Both Martin Luther King, Jr. and Nelson Mandela had incredible resolve against entrenched injustice, but they will also be remembered for their great sense of individual and human dignity. The successful application of the ideas of non-violence and of forgiveness and reconciliation was quite an accomplishment in the context of the Twentieth Century. Not only their ideas, but their examples as individual leaders in this context, can even now be recognized as having enduring value.

“Resentment is like drinking poison and then hoping it will kill your enemies.”
    -Nelson Mandela

“So I have tried to make it clear that it is wrong to use immoral means to attain moral ends. But now I must affirm that it is just as wrong, or even more so, to use moral means to preserve immoral ends. ”
    - The Rev. Martin Luther King, Jr.

Tuesday, December 3, 2013

Biology Will Become the Primary Paradigm in this Century

Biology rather than physics will become the primary paradigm or model of thought
in this century.  This is in part due to the genome project and the influence that it will have on scientific research.  It will also, however, be a result of a much broader understanding of co-evolution and our interaction with the world in which  we live.

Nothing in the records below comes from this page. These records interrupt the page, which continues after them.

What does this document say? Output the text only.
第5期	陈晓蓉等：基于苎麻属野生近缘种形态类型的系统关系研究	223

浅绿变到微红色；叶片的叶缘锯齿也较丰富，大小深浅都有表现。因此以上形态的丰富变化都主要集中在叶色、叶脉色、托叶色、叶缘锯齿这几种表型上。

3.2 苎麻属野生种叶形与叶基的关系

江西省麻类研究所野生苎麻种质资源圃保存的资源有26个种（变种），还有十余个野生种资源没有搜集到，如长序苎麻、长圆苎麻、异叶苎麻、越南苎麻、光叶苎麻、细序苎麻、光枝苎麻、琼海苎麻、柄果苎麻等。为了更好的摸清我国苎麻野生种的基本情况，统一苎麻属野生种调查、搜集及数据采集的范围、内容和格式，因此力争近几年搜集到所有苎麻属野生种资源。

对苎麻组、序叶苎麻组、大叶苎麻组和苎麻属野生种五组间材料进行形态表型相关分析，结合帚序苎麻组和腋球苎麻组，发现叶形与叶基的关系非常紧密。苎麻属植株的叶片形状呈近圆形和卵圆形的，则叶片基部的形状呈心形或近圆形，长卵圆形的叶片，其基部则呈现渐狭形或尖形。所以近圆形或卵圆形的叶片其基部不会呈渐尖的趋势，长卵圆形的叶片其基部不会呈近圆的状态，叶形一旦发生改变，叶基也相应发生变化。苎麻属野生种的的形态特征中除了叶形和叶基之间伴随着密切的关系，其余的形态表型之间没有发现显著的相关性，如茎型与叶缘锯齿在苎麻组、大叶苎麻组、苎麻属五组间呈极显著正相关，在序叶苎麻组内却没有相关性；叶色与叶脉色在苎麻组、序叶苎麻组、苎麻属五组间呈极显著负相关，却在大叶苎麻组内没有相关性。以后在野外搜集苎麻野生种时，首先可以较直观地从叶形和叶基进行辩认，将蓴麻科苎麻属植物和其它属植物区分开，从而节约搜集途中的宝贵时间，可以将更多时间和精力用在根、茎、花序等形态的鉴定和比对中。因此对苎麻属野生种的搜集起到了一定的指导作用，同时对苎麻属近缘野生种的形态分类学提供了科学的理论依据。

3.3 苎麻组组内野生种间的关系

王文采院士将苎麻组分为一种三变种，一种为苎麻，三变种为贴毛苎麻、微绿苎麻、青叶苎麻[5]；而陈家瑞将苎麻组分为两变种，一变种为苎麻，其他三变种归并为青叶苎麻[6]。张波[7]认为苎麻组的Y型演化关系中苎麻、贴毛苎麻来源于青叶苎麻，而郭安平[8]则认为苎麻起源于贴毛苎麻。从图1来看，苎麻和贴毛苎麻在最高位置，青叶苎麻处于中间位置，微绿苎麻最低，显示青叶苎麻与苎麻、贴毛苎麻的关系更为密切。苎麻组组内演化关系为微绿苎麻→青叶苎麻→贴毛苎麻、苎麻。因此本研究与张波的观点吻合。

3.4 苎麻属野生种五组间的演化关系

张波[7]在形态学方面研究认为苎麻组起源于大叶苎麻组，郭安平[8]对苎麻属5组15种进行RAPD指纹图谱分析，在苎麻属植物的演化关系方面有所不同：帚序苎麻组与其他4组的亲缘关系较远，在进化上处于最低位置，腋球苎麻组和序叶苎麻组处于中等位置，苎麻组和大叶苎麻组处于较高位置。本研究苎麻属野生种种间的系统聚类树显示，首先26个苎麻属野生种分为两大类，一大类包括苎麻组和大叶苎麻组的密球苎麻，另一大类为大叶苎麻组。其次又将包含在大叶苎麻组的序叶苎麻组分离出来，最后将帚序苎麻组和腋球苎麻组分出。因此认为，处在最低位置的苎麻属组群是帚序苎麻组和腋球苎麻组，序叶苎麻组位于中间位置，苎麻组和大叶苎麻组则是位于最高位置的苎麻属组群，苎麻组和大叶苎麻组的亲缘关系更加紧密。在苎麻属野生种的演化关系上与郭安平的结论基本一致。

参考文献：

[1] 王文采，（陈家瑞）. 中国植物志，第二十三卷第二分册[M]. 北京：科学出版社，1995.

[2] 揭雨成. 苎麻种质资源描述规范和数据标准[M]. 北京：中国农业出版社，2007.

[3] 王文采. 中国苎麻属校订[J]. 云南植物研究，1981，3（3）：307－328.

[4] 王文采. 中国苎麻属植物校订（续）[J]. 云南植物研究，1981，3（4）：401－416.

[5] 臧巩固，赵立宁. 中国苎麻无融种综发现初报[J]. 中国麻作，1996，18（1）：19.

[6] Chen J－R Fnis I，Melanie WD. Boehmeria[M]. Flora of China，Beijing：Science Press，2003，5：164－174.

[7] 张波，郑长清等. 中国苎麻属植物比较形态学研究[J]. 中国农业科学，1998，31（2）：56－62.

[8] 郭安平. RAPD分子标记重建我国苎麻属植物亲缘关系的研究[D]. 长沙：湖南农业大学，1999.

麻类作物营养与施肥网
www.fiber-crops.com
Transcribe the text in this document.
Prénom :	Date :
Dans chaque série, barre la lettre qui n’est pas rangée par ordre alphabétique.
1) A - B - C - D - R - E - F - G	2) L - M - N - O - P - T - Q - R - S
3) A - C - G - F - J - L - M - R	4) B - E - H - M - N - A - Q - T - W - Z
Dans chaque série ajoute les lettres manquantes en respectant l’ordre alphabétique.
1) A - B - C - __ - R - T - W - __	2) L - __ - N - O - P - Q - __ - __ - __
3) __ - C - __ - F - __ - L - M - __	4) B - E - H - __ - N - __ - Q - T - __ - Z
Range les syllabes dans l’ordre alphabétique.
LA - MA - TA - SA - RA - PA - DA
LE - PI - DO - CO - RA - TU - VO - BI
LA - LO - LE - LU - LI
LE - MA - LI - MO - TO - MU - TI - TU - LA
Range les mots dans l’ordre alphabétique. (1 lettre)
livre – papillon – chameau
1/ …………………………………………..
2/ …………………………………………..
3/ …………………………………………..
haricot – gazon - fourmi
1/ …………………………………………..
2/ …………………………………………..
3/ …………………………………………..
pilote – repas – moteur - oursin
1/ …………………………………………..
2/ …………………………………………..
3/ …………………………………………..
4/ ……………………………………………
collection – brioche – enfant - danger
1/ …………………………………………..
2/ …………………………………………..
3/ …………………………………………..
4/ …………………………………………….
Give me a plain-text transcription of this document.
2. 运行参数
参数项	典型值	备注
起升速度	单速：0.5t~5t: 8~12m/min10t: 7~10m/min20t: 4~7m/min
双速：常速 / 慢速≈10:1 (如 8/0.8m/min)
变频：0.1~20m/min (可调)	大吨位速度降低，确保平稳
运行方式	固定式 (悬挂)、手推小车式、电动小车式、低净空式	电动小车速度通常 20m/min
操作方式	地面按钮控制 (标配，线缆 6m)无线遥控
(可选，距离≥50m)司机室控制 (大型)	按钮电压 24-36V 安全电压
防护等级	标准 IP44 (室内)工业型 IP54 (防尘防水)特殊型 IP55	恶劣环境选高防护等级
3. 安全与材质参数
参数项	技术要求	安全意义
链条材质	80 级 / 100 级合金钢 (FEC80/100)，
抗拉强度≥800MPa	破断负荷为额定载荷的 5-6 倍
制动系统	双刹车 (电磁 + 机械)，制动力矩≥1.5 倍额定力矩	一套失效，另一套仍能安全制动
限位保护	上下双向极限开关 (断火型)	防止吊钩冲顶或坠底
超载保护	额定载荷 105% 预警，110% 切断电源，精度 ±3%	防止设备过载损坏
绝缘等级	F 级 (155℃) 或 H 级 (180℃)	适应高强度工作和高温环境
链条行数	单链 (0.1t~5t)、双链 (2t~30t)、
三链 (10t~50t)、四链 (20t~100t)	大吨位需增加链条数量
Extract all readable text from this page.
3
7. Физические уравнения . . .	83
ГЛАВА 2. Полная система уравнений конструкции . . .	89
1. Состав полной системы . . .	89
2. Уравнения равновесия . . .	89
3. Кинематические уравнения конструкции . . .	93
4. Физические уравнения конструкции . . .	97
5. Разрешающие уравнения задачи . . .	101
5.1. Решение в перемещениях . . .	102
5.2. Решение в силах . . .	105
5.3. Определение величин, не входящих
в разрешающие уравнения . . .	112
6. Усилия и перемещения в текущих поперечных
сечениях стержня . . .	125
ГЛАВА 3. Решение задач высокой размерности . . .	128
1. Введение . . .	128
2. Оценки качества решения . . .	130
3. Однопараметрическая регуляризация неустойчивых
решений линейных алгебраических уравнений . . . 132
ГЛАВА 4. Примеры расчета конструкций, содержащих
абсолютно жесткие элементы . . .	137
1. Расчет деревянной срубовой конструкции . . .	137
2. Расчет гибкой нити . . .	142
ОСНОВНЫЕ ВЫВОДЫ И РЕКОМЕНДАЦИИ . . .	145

“By natural selection we are not indifferent to our fate.”
It will be driven by our need to incorporate human values and also our need to live in a pluralistic global community.  Biology will not become the new paradigm, however, until it develops a methodology and multidimensional understanding of human nature that is  broad enough  to include not only the life sciences, but also the other basic sciences, the social sciences, and the humanities.

Epistemology is the study of ways of knowing and biology is an epistemological process.  Unlike physics and chemistry, biology also relates to information, which in human biology is both genetic and cultural.  In evolutionary biology and in culture the transmission of information is also historical.  Life means the presence of intrinsic and functional values.  Biological diversity and complexity are based on information about how to compose, maintain, reproduce, and transmit life processes.  This is the type of self-affirming information that is lost in the reduction of biology to physics and chemistry.

There are emergent properties, synergies, and functional and cultural values that are lost in the translation to the basic elements.  By natural selection we are not indifferent to our fate. We are also, to some degree, capable of modifying our environment and transcending nature with our human individual and cultural values. It has been noted that life is a countercurrent to entropy and culture may be a countercurrent to natural selection.  

Ecology is the interaction between an organism and its environment.  Adaption is an ecological word. One could surmise an entanglement of a factual realism based on literal correspondence and a practical and sometimes metaphysical realism that incorporates our desire for both survival and well-being.  In moral terms these would include both a Socratic quest and a humanistic commitment.  The Socratic quest, however, can result in an unproductive and pedantic skepticism without a humanistic commitment.  A humanistic commitment, whether secular or religious, on the other hand, also needs to some degree to be open-ended and questioning to avoid what Eric Hoffer, after World War ll and in response to fanaticism of all kinds, described as the “true believer.”